Chuck Leo

No. 63, 64
- Position: Guard

Personal information
- Born: August 29, 1934 Niagara Falls, New York
- Died: October 7, 2010 (aged 76) Rochester, New York

Career information
- High school: Bishop Duffy (NY)
- College: Indiana

Career history
- Boston Patriots (1960–1962); Buffalo Bills (1963);

Awards and highlights
- AFL All-Star: 1961;

Career statistics
- Games played: 38
- Stats at Pro Football Reference

= Chuck Leo =

American football player (1934–2010)

Charles Leo (August 29, 1934 – October 7, 2010) was an American football offensive lineman who played for the American Football League's Boston Patriots from 1960 to 1962, and the AFL's Buffalo Bills in 1963. He was an AFL All-Star in 1961.

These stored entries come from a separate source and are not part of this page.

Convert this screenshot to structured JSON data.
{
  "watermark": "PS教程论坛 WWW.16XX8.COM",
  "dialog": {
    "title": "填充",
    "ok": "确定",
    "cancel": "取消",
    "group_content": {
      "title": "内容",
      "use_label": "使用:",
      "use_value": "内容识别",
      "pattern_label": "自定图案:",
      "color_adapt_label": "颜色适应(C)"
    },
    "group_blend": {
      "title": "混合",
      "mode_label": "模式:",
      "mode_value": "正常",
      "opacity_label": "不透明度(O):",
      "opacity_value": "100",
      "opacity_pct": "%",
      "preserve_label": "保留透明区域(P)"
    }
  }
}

He showed up to the training camp after being signed by a free agent in 1960 by the Boston Patriots. He was kept on the team by coach Lou Saban and started as a guard on the offensive line. In his rookie season as a Patriot, he was named second all-pro. Always striving to do better after being drafted for a short career in the United States Army, he was named first all-pro in 1961. In 1962, he played four games before he severely tore his hamstring in a non-football related accident. Unable to get the injury to heal so he could return to his prior playing level, he did not return to the Patriots offensive line and was let go by the team. In 1963, his coach in Boston, Lou Saban, again invited him to try out for his team, only it was for the Buffalo Bills not the Boston Patriots. Even though coach Lou and he got along very well, he was cut by the coach before the season started officially ending his career.

He went on to sell heavy-duty construction equipment in Rochester, New York, for 35 years.